Contudo, assim como cheguei a encontrar drags que reclamam dos preços em geral ofertados pelas casas noturnas aos shows trans, encontrei vários transformistas que se mostravam insatisfeitos com o que comumente recebem pelos seus shows nessas casas. Para algumas dessas pessoas, um mundo possível de ascensão financeira por meio da montagem seria o mundo do trabalho em programas de televisão, seja participando de concursos de dublagem e dança, que alguns programas locais, vez por outra, exibem, ou mesmo apresentando ou atuando diretamente em ―quadros‖ de certos programas humorísticos.

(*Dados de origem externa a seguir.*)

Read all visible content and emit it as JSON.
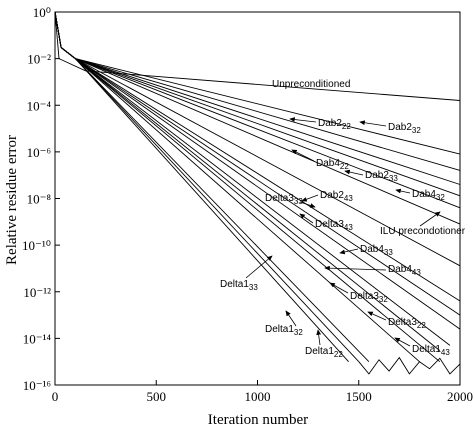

A vida não é só de montagem, de peruca e de shows. A vida é dura. Eu sei que não vou viver montando e desmontando a vida inteira. Então, eu procuro crescer profissionalmente no ramo de confecções e estilismo, pra no futuro eu ter dinheiro pra me sustentar. Eu aconselho muito as minhas amigas drags. Eu digo pra elas procurarem um emprego fora da montagem, pra estudarem muito, pra ter uma escolaridade boa. Eu digo isso, porque nem toda drag consegue fazer carreira na televisão. As TVs que contratam drags pagam bem. Só que como eu disse nem toda drag vai pra TV, e aí? A gente tem que pensar no nosso futuro e na família da gente. Um dia, a velhice chega. Meus pais não vão estar comigo por toda a vida. Eles sabem que eu me monto e me aconselham não largar os estudos e o trabalho com roupas. Eles podem até não gostar que eu me monte, mas eles se preocupam comigo. Deles, quem primeiro soube que eu se

montava foi meu pai. Eu mostrei pra ele umas fotos da Hanna. Ele foi compreensivo e ainda disse que eu era uma filha linda. A minha mãe foi que quase me matou quando soube tudo. Com o tempo, ela aceitou a situação. Ela só não quer que eu me monte em casa.